To extend our search, we obtained a list of known Mycoplasma adhesins from the UniProt database [43] (search: “ Mycoplasma adhesin”). Again, BLASTP and TBLASTN searches (E < 10− 5; low-complexity regions filtered out) against the M. testudineum BH29T proteome/genome did not identify any significant hits.
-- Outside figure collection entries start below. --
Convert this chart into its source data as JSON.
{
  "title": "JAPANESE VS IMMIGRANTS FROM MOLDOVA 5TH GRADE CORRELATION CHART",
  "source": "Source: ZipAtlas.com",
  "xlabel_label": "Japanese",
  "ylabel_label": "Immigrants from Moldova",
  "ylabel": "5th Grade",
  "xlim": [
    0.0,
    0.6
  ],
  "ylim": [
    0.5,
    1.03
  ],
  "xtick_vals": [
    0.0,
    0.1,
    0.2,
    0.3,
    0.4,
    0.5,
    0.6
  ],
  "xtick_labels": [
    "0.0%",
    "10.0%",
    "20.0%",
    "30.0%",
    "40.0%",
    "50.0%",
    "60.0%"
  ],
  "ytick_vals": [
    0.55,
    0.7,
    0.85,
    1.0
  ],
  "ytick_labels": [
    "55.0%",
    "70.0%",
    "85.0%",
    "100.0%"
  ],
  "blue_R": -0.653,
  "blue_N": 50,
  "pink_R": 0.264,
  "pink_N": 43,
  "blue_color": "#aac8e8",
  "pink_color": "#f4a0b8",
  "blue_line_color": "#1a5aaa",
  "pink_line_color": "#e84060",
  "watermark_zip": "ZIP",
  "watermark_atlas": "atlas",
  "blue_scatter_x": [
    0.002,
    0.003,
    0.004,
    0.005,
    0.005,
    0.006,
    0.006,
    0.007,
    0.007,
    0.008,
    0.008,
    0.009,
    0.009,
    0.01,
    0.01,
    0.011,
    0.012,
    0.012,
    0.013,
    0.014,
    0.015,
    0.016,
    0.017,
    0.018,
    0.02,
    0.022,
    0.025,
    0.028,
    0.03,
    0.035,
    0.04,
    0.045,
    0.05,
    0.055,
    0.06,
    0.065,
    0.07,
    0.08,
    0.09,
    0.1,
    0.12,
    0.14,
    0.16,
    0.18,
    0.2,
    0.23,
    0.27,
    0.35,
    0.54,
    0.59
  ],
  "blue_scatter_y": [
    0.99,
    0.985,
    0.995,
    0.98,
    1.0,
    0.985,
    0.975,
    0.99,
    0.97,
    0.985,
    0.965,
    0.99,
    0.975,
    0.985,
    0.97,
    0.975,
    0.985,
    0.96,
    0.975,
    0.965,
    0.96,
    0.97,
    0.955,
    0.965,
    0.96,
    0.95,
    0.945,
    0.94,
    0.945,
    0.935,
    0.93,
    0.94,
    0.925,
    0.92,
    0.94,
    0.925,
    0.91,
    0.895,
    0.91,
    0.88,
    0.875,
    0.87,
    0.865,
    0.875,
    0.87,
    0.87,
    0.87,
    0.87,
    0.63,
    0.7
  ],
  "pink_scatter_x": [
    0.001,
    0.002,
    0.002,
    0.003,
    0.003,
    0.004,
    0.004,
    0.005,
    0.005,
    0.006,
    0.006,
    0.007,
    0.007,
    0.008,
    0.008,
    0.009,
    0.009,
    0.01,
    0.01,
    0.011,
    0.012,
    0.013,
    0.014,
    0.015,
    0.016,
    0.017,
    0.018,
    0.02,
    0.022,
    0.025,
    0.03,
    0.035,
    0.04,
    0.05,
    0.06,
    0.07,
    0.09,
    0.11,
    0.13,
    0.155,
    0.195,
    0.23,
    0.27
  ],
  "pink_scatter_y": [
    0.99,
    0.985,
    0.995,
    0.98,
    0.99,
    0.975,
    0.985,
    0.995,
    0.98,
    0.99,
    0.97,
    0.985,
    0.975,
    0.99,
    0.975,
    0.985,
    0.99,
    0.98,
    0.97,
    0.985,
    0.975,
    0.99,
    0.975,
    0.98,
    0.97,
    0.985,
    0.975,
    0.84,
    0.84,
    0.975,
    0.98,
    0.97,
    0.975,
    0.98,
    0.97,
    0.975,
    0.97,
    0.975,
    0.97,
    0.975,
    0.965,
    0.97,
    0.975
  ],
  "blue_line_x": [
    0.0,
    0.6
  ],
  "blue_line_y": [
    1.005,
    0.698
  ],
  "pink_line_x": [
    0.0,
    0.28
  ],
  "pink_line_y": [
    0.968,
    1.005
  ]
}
M. pneumoniae proteins GAPDH and EF-Tu and M. hominis protein OppA have been reported to be adhesins in addition to their traditional functions [44,45,46]. We found homologs of all three proteins in M. testudineum . It should be noted, however, that this does not guarantee that these proteins act as adhesins in M. testudineum . For instance, whereas M. pneumoniae EF-Tu binds fibronectin [45], M. genitalium EF-Tu, which is 96% identical, does not [47]. The M. testudineum protein is only 70% identical to that of M. pneumoniae , and serine 343, proline 345, and threonine 357 (replacement of which significantly reduces the fibronectin binding of EF-Tu in M. pneumoniae ; ref. [47]) are not conserved in M. testudineum . Additional work will be required to understand the mechanisms of adhesion in M. testudineum and its close relatives.

Conclusions

We have obtained a draft genome sequence of M. testudineum BH29T isolated from the upper respiratory tract of a desert tortoise with URTD in the Mojave Desert. Our analysis revealed some features typical of Mycoplasma genomes: a very small size and low G + C content. The new genome will enable comparative genomic studies to help understand the molecular bases of the pathogenicity of this and other Mycoplasma species.